Après son enquête, l'IPCC a transmis le dossier au DPP, qui a décidé d'engager des poursuites pénales contre sept policiers. Actuellement, ces derniers font face à un procès formel devant le tribunal de Pamplemousses, en vertu de la Section 228 du Criminal Code Act couplée avec la section 86 du Criminal Code Act. Chacun d'entre eux répond à une accusation formelle d'agression avec circonstances aggravantes. Les sept policiers impliqués dans cette affaire sont l'inspecteur Derochoonee, le sergent Reedoye et les constables Purgaus, Baptiste, Begue, Shibchurn et Gokhool. Le procès sera instruit le 24 juillet prochain.

Les Samrandine

Le 24 mars 2020, alors que le pays était en plein confinement sanitaire en raison de la propagation de la Covid-19, Mark Billy Guyard et son frère Ricardo Désiré Samrandine affirment avoir été victimes de brutalité policière à leur domicile à Cité Vallijee, Port-Louis. Deux ans plus tard, le 22 mars 2022, les deux résidents de Cité Vallijee ont déposé une plainte en Cour suprême, réclamant chacun des dommages de Rs 25 millions. L'affaire suit actuellement son cours devant la Cour suprême, tandis qu'ils ont également porté plainte devant l'IPCC.

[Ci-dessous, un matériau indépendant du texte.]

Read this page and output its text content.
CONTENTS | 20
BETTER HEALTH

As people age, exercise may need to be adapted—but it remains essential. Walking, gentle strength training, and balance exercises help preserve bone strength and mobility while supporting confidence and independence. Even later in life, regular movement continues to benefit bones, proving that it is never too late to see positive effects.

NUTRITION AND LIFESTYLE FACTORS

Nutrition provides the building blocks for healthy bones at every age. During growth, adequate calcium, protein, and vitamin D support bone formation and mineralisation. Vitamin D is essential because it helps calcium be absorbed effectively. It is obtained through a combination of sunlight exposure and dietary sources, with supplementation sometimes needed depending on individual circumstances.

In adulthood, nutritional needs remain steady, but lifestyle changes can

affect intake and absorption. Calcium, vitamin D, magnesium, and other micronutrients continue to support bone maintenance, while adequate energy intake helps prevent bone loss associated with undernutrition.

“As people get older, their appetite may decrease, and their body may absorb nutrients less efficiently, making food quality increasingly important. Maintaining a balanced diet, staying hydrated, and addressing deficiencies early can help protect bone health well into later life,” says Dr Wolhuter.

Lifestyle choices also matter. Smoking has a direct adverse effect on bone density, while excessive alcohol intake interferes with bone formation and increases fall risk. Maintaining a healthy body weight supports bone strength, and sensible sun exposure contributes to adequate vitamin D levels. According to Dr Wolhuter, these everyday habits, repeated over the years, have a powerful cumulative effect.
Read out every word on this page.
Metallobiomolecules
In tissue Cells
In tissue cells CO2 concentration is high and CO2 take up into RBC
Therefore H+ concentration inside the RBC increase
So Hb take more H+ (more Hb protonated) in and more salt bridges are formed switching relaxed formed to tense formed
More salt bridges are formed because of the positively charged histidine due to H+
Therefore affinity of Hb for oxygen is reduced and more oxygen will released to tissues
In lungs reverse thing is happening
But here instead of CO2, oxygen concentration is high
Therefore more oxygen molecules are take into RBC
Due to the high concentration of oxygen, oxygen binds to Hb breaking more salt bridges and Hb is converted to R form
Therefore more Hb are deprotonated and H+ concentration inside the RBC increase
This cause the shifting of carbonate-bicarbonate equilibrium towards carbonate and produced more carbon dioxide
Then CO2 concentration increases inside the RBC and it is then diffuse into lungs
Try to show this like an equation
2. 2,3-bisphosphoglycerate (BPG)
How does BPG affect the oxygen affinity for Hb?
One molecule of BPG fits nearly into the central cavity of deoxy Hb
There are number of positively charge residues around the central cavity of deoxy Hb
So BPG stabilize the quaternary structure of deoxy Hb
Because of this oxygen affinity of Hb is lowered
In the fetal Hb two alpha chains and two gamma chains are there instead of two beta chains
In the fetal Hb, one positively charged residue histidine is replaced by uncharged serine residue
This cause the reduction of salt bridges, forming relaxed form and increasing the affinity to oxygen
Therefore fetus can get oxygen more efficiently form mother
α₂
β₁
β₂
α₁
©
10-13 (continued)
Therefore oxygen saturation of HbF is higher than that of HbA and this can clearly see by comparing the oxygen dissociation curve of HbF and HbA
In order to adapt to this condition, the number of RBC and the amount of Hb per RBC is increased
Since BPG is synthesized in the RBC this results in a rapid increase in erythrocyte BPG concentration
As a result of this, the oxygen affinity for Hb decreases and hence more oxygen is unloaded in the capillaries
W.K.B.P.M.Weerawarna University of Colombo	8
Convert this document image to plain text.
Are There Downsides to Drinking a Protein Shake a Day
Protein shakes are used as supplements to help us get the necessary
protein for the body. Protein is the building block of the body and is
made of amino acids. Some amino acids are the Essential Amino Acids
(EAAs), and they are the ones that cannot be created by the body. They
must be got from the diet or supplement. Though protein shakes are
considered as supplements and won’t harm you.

Dans leur plainte déposée devant la Cour suprême, les deux frères ont raconté leur mésaventure avec détails. Ils ont expliqué que des policiers du poste de police de Bain-des-Dames sont entrés de force dans leur domicile et les ont agressés, sans présenter de mandat. Plus tard, d'autres policiers, notamment de la Special Supporting Unit (SSU), portant des cagoules et armés de fusils, sont arrivés pour les arrêter.

D'après les frères Samrandine, les policiers ont été violents et abusifs envers toutes les personnes présentes. La scène a été capturée par plusieurs témoins montrant les frères allongés au sol, tandis que les policiers utilisaient des tasers avant de les emmener de force aux Casernes Centrales, à Port-Louis. Ils affirment également avoir été soumis à des actes de torture.

Le 25 mars 2020, les deux frères ont comparu devant le tribunal de Port-Louis, où la police s’est opposée à leur libération sous caution. Le jour suivant, ils ont été admis à l'hôpital A.G. Jeetoo à Port-Louis avec de multiples fractures. Après une semaine à l'hôpital, ils ont été ramenés au centre de détention d'Alcatraz, aux Casernes Centrales, Port-Louis. Ils soutiennent avoir été soumis à des traitements inhumains et avoir été victimes de brutalités policières. Ils estiment que leurs droits constitutionnels ont été violés, ce qui les a conduits à déposer une plainte devant la Cour suprême.
Dans cette affaire, l'IPCC a recommandé des poursuites pénales à l'encontre des policiers impliqués dans l'agression des frères Samrandine. L'affaire sera prochainement instruite devant la cour intermédiaire.